Риски информационных технологий условно можно подразделить на риски информационной безопасности и риски информационных систем.
Риск информационной безопасности – это риск реализации угроз безопасности информации, которые обусловлены недостатками процессов обеспечения информационной безопасности. Он возникает в ходе использования злоумышленниками шпионского оборудования, целенаправленных атак на информационные ресурсы организации, внедрения вредоносного программного обеспечения
В качестве примеров рисков информационной безопасности можно выделить:
-
риск остановки/сбоя информационных систем в результате атаки злоумышленников;
-
риск утраты/искажения информации в результате заражения рабочих станций вредоносным программным обеспечением ;
-
риск утечки информации в результате использования шпионского оборудования;
-
человеческий фактор: недобросовестные сотрудники, социальная инженерия.
Минимизация указанных рисков находится в зоне ответственности подразделений информационной безопасности. Мерами минимизации могут служить:
-
сканеры выявления уязвимостей;
-
системы антивирусной защиты;
-
системы , позволяющие предотвратить утечку данных;
-
брэндмауэры ;
-
системы управления доступом к ИТ-ресурсам;
-
системы физической безопасности .
Особое внимание необходимо уделить соответствующим политикам и процедурам: разработаны ли в организации политика информационной безопасности, процедуры информационной безопасности на этапах всего жизненного цикла ИТ-систем. Сюда входит тестирование на наличие уязвимостей при разработке систем, контроль за дальнейшей поддержкой и эксплуатация информационных систем, процедуры мониторинга событий инцидентов информационной безопасности и последующего реагирования.

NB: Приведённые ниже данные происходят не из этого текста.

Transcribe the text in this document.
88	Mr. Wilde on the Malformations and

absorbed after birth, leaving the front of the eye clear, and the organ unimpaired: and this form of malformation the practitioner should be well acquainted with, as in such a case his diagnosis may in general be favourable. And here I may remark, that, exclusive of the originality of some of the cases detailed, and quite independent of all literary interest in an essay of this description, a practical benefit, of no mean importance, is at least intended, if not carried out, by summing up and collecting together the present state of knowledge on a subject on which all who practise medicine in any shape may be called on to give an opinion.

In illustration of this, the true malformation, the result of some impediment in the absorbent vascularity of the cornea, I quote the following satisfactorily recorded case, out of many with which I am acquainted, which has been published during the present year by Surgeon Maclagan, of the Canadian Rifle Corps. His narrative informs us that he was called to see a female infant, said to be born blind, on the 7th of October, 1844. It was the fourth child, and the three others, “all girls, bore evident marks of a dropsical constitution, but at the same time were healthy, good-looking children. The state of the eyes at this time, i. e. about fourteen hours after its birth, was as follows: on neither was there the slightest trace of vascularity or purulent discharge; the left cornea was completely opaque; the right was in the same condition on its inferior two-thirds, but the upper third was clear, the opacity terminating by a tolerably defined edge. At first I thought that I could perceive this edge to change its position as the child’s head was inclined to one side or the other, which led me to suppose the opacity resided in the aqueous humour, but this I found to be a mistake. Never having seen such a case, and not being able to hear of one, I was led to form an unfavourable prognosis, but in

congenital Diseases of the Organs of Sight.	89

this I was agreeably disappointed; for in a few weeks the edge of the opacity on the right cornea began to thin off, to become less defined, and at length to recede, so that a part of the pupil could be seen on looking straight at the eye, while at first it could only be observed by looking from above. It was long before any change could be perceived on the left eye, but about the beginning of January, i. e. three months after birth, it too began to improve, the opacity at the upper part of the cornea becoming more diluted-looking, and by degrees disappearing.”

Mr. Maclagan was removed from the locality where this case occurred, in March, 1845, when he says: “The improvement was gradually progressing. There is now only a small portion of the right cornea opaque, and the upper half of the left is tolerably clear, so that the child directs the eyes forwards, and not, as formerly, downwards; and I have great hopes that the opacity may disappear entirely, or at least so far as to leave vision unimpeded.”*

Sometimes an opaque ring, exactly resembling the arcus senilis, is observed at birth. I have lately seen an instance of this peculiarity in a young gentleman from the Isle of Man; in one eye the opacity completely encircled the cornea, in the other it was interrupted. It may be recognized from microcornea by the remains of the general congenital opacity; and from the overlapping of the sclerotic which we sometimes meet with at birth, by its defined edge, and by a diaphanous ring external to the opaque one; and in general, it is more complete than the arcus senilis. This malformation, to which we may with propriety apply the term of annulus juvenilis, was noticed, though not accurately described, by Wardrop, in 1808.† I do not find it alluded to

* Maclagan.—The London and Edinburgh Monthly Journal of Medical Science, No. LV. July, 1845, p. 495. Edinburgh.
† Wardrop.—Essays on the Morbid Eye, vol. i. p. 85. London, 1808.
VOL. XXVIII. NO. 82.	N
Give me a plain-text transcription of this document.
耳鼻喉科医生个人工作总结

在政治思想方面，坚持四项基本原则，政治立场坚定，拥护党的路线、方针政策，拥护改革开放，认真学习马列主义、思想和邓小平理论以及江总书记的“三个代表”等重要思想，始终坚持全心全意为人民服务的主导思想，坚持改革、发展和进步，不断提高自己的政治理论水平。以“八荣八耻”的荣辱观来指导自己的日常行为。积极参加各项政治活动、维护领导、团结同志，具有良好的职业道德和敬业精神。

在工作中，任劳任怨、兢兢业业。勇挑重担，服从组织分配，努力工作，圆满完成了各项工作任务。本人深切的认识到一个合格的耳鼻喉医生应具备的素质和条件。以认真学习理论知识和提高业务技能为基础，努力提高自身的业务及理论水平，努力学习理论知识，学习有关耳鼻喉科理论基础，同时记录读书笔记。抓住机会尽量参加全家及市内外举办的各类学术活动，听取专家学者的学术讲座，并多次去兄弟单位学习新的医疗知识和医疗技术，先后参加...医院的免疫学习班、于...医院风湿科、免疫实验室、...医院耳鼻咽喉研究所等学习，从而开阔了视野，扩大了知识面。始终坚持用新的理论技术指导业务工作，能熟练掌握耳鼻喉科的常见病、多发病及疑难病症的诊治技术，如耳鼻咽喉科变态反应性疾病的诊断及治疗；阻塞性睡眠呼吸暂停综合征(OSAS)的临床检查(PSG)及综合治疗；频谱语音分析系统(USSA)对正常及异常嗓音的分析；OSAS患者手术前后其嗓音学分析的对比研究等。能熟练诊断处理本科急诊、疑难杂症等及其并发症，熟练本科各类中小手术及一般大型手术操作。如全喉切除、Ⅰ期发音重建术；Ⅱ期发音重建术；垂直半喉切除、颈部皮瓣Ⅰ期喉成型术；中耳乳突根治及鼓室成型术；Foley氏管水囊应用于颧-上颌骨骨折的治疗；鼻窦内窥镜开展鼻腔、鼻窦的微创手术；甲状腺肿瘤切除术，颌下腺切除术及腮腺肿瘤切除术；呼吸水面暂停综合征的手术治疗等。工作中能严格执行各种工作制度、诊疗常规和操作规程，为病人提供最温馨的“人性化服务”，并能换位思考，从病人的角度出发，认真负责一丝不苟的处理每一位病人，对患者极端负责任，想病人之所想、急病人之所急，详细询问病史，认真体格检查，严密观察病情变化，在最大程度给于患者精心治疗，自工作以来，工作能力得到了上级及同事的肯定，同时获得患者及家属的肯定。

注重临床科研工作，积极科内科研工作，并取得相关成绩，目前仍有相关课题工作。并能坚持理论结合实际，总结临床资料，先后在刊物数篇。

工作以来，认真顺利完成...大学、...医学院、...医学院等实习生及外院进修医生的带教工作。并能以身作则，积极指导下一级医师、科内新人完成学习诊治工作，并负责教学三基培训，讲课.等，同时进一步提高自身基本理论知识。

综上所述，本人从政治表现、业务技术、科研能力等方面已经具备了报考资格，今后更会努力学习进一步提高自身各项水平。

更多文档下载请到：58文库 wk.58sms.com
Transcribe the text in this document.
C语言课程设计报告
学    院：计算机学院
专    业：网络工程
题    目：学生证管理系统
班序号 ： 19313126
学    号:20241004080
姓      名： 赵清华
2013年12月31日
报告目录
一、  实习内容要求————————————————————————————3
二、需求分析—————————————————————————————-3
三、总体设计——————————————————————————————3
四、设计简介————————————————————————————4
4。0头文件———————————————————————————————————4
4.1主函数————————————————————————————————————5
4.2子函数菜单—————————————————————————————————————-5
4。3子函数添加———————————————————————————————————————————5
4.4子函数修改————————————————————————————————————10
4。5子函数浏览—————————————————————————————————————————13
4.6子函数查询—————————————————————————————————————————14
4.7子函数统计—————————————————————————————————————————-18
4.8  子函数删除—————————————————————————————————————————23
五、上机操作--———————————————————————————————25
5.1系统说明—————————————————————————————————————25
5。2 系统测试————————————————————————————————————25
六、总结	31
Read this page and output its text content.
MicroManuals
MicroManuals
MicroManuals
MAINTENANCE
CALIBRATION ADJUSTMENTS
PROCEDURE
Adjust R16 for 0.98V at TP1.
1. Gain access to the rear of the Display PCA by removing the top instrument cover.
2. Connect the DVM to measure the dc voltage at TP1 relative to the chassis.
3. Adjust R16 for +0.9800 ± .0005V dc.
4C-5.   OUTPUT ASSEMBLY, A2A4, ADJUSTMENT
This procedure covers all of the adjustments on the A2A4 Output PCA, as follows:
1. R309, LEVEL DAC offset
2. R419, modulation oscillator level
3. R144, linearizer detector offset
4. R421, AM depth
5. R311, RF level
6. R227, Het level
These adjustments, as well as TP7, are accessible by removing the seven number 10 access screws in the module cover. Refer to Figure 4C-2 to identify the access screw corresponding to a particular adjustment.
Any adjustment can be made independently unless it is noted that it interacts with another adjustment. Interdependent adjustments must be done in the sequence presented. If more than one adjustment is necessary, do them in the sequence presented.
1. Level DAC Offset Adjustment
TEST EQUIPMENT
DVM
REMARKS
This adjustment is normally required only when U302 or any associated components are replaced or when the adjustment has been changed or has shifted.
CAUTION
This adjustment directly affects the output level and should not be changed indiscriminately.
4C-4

Риск информационных систем – это риск отказов и/или нарушения функционирования информационных систем и/или несоответствия их функциональных возможностей и характеристик потребностям организации.
Хорошей практикой является закрепление отдельного представителя подразделения информационной безопасности за конкретной информационной системой. После введения в эксплуатацию информационной системы указанный сотрудник проводит регулярную оценку рисков информационной безопасности и определяет соответствующие меры реагирования на риски.
В качестве примеров рисков информационных систем можно назвать:
-
риск сбоя/остановки информационных систем. Причиной могут послужить разные факторы, например, нехватка мощностей;
-
риск искажения данных в результате некорректной интеграции между информационными системами;
-
риск утраты данных в результате отсутствия процесса резервного копирования;
-
риск несвоевременного реагирования на ИТ-инциденты в результате невыстроенного процесса поддержки пользователей;
-
отдельной разновидностью ИТ-рисков является риск отсутствия/нехватки ИТ-персонала. Хороший ИТ-специалист на текущий момент является достаточно востребованным на рынке. В силу разнообразия профессий , требований технического бэкграунда и соответствующего опыта, ограничений по оплате труда поиск специалиста с необходимыми компетенциями может занять значительный период времени.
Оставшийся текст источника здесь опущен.